Have you been freelancing or blogging for while and are now ready to take that leap into quitting your job and going Pro? Here are 8 things every pro blogger does before quitting their day job:
1.    Have the right mindset
It may sound strange to have this as the first thing on this list, but having the right mindset before you go into blogging full time is a must. Pro bloggers make sure that they are mentally prepared for full-time blogging because it is a lot of work. It comes with a lot of issues and challenges, so having the right mindset from the start does help.

There will be a lot of business challenges that you may not have experienced from your day job. You will  have a lot of responsibilities. Do not let this scare you. Having a “can-do” attitude will help you grow your career as a full time blogger.
2.    Have some money left aside
When you take that leap into the world of full time blogging, you have to make sure you have some money saved up that will keep you going until you start to get regular income. I know some bloggers who left their day job with nothing to fall back on, or some who left because they had no choice, and yet became successful. But most of these bloggers agree that they should have had some money saved up first before making that move. Having some money saved up to cover your bills and living expenses for some months is ideal.
3.    Develop a strategy on how you can earn money
Don’t leave your day job without having clients! Being your own boss can be exciting but you need to make sure that you have some sort of income coming in from your blog first before you go Pro.

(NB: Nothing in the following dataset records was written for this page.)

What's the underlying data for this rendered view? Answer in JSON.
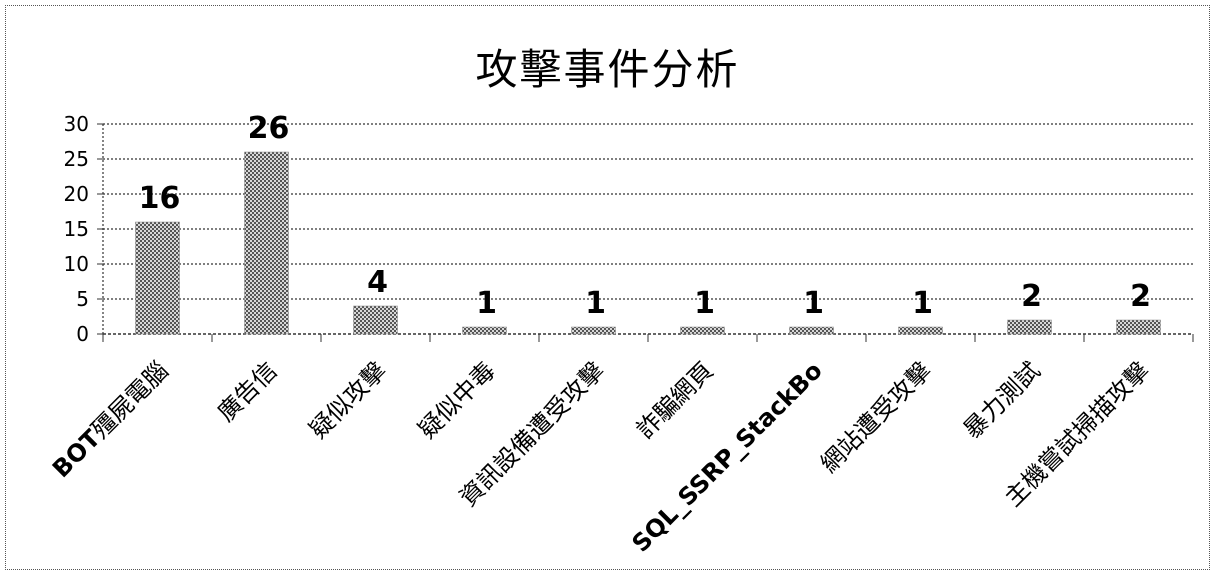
{
  "chart_data": {
    "type": "bar",
    "title": "攻擊事件分析",
    "xlabel": "",
    "ylabel": "",
    "ylim": [
      0,
      30
    ],
    "yticks": [
      0,
      5,
      10,
      15,
      20,
      25,
      30
    ],
    "grid": true,
    "categories": [
      "BOT殭屍電腦",
      "廣告信",
      "疑似攻擊",
      "疑似中毒",
      "資訊設備遭受攻擊",
      "詐騙網頁",
      "SQL_SSRP_StackBo",
      "網站遭受攻擊",
      "暴力測試",
      "主機嘗試掃描攻擊"
    ],
    "values": [
      16,
      26,
      4,
      1,
      1,
      1,
      1,
      1,
      2,
      2
    ],
    "data_labels": [
      "16",
      "26",
      "4",
      "1",
      "1",
      "1",
      "1",
      "1",
      "2",
      "2"
    ],
    "bar_color": "#9a9a9a"
  }
}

4.    Market yourself regularly
Your blog literally depends on it. You need to constantly promote yourself and your blog so that more people know about you and what you do. The more people know about you and your blog, the higher the possibility of them reading it and becoming regulars. The more readers, the moe followers and engagement. The more followers and engagement, the more money.
5.    Have a schedule
Everything in your day job is planned out: your tasks, goals or deadlines. In the same way, you need to have a schedule for your own business. Have an editorial calendar. Note the days and the frequency with which you will write your blog posts. Set certain days or times when you will edit photos and promote on social media. Have everything concernin your blog all planned out.

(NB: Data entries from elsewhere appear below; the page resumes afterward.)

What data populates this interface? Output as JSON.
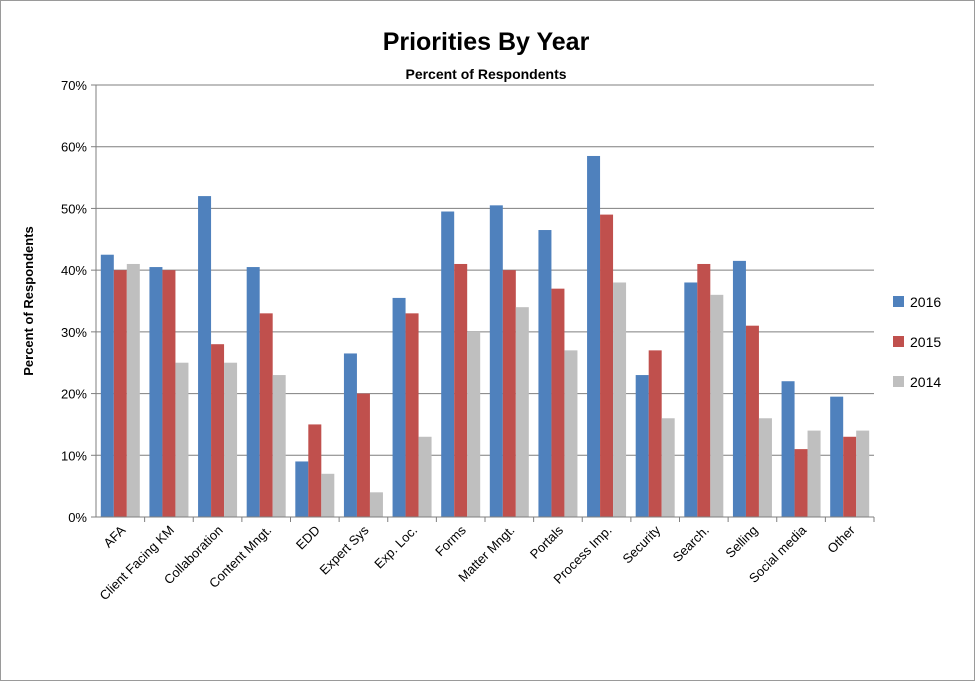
{
  "chart_data": {
    "type": "bar",
    "title": "Priorities  By Year",
    "subtitle": "Percent of Respondents",
    "ylabel": "Percent of Respondents",
    "xlabel": "",
    "ylim": [
      0,
      70
    ],
    "yticks": [
      "0%",
      "10%",
      "20%",
      "30%",
      "40%",
      "50%",
      "60%",
      "70%"
    ],
    "grid": "horizontal",
    "legend_position": "right",
    "categories": [
      "AFA",
      "Client Facing KM",
      "Collaboration",
      "Content Mngt.",
      "EDD",
      "Expert Sys",
      "Exp. Loc.",
      "Forms",
      "Matter Mngt.",
      "Portals",
      "Process Imp.",
      "Security",
      "Search.",
      "Selling",
      "Social media",
      "Other"
    ],
    "series": [
      {
        "name": "2016",
        "color": "#4F81BD",
        "values": [
          42.5,
          40.5,
          52,
          40.5,
          9,
          26.5,
          35.5,
          49.5,
          50.5,
          46.5,
          58.5,
          23,
          38,
          41.5,
          22,
          19.5
        ]
      },
      {
        "name": "2015",
        "color": "#C0504D",
        "values": [
          40,
          40,
          28,
          33,
          15,
          20,
          33,
          41,
          40,
          37,
          49,
          27,
          41,
          31,
          11,
          13
        ]
      },
      {
        "name": "2014",
        "color": "#BFBFBF",
        "values": [
          41,
          25,
          25,
          23,
          7,
          4,
          13,
          30,
          34,
          27,
          38,
          16,
          36,
          16,
          14,
          14
        ]
      }
    ]
  }
}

6.    Learn the necessary skills

You have to realize that blogging will be a totally different experience from your day job. Most of your time will be spent working on your own, and you will have to be a jack of all trades. You will be writing and editing posts, taking photos and editing them, promoting your posts on social media, moderating and replying comments, handling taxes and bookkeeping. You can always employ others to handle some of these tasks but when you first start out, you will be doing them yourself pretty much. Learning these skills will help you run your blogging business effectively.

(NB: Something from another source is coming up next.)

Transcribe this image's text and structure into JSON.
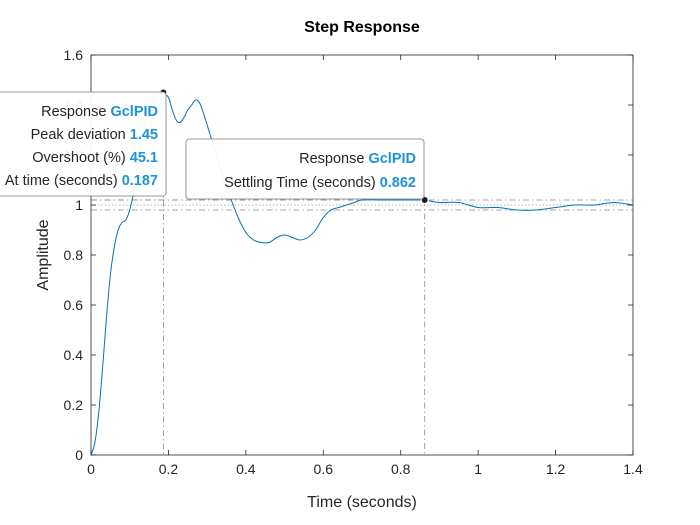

7.    Set up your working environment
Just because you’ work from home doesn’t mean that you shouldn’t treat blogging as anything less than a business. Create a space in your house that you can make as an office. Clear up your desk and set up the right environment to work.
8.    Get support from fellow bloggers
Although you will be able to work from the comfort of your home, and if you are like me, you would love it. But there will be times when you would miss a normal working environment. I know I do miss it sometimes. Building a relationship with other bloggers will help you transition into pro blogging nicely. They may have more experience than you do and you can always learn a thing or 2 from another blogger. The learning process is endless.

Are you a pro blogger? How did you transition into pro blogging? If you are not, would you consider blogging full-time?